Now that we have performed basic quality control on the FASTQ files, we are going to map them to the human reference genome to generate alignments for each of our sequencing reads. After alignment, we will aggregate the outputs from FASTQC and STAR into a single report summarizing some of the important quality control metrics describing our sequencing reads and the alignments. We will then quantify the alignments in our BAM file to the gene-level using VERSE.

Objectives

  • Align your sequencing reads to the human reference genome using STAR

  • Use MultiQC to generate a single report containing the quality metrics for the sequencing reads and alignments

  • Generate gene-level counts using VERSE for each of the samples

  • Concatenate gene-level counts from each sample into a single counts matrix

Aligning reads to the genome

Last week you generated a STAR index to enable alignment of reads to the human reference genome. This week, you will use this index to align the sequencing reads to the genome.

Remember that paired end reads are almost always used in conjunction with each other (R1 and R2) and that they collectively represent the reads from a single sample. When we align both of these paired end reads to the genome, we will generate a single set of all valid alignments for the sample.

By default, many alignment programs will output these alignments in SAM format. As discussed in lecture, the BAM format is a compressed version of SAM files that contains the same information. Oftentimes, we will simply choose to generate BAM files in place of SAM files in order to preserve disk space.
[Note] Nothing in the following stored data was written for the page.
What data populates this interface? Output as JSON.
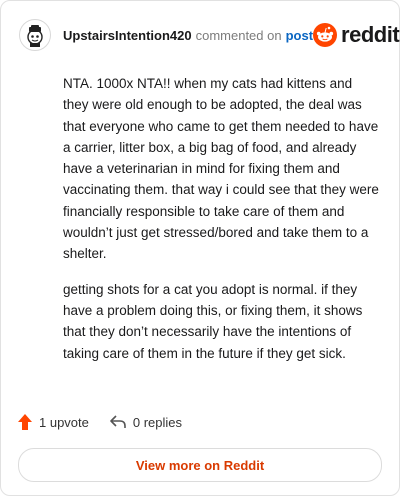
{
  "header": {
    "username": "UpstairsIntention420",
    "action_text": "commented on",
    "post_link": "post",
    "logo_text": "reddit",
    "icons": {
      "avatar": "snoo-avatar-icon",
      "logo": "reddit-snoo-icon"
    }
  },
  "comment": {
    "paragraphs": [
      "NTA. 1000x NTA!! when my cats had kittens and they were old enough to be adopted, the deal was that everyone who came to get them needed to have a carrier, litter box, a big bag of food, and already have a veterinarian in mind for fixing them and vaccinating them. that way i could see that they were financially responsible to take care of them and wouldn’t just get stressed/bored and take them to a shelter.",
      "getting shots for a cat you adopt is normal. if they have a problem doing this, or fixing them, it shows that they don’t necessarily have the intentions of taking care of them in the future if they get sick."
    ]
  },
  "footer": {
    "upvote_label": "1 upvote",
    "replies_label": "0 replies",
    "icons": {
      "upvote": "upvote-arrow-icon",
      "replies": "reply-arrow-icon"
    }
  },
  "cta": {
    "label": "View more on Reddit"
  },
  "colors": {
    "brand": "#ff4500",
    "link": "#0a66c2",
    "cta_text": "#d93a00",
    "text": "#1a1a1b",
    "muted": "#7c7c7c"
  }
}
  1. Look at the documentation for STAR and focus on section 3 (pg. 7) for how to use STAR to run a basic mapping job. Construct a working nextflow module that performs basic alignment using STAR.

Your STAR command should include only the following options and all others may be left at their default value:

--runThreadN, --genomeDir, --readFilesIn, --readFilesCommand, --outFileNamePrefix, --outSAMtype

  1. Remember that by default, nextflow stores all of the outputs for a specific task in the staged directory in which it ran. Often, we will want to inspect the output files or log files from various processes.
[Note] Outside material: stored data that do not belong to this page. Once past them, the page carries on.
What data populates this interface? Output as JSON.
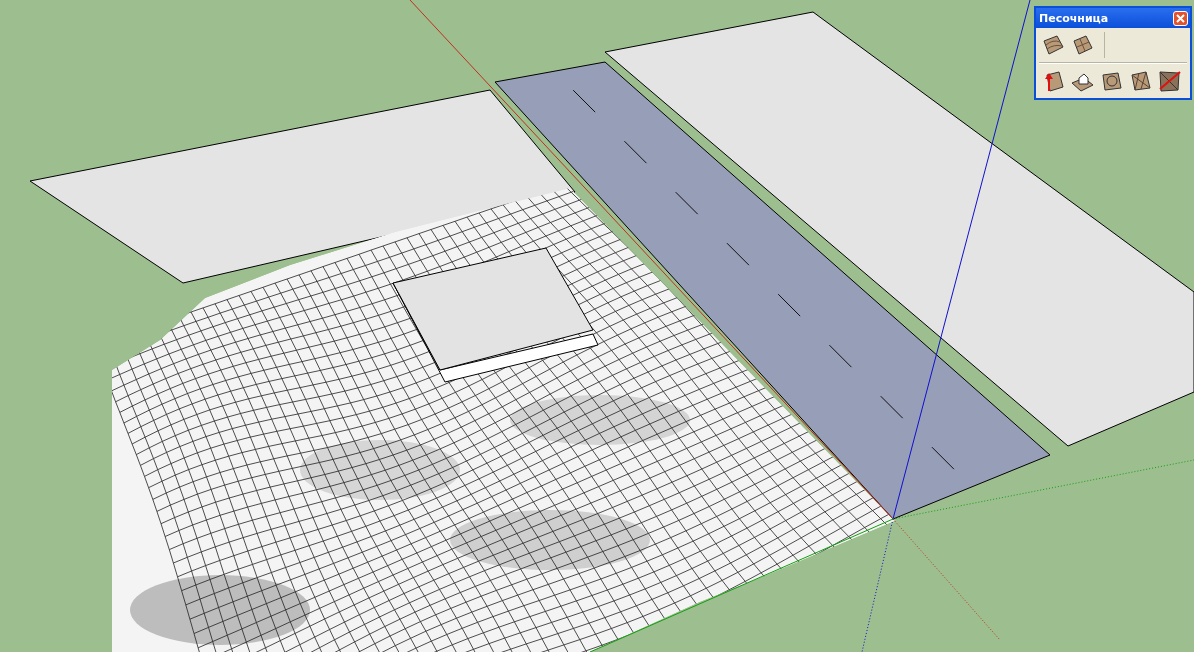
{
  "toolbar": {
    "title": "Песочница"
  }
}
Ensure that your STAR module has two separate named outputs using emit. The two outputs will be the BAM file and another for the log file generated during alignment named with the extension .Log.final.out.

  1. Ensure that you use the process_high for the label and the appropriate container ghcr.io/bf528/star:latest.

The log file from STAR will allow us to collect certain statistics about the alignment rates that are useful for quality control purposes. As a general rule of thumb, if there were no obvious issues with the sequencing preparation or errors in the alignment, we expect a substantial proportion of our reads to align to the reference genome. For well-annotated and studied genomes like human or mouse, we usually see alignment rates >70-80% for successful NGS experiments. Lower alignment rates are often expected for genomes that have not been sequenced to the same quality and depth as the more commonly used references. Make sure to evaluate these alignment rates in an experiment-specific context as there is no set threshold or cutoff that is appropriate for all cases.

Performing post-alignment QC

Typically after performing alignment, it is good to obtain a few post-alignment quality control metrics to quickly check if there appear to be any major problems with the data. At this step, we will typically evaluate the quality of the reads themselves (PHRED scores, contamination, etc.) along with the alignment rate to the reference genome.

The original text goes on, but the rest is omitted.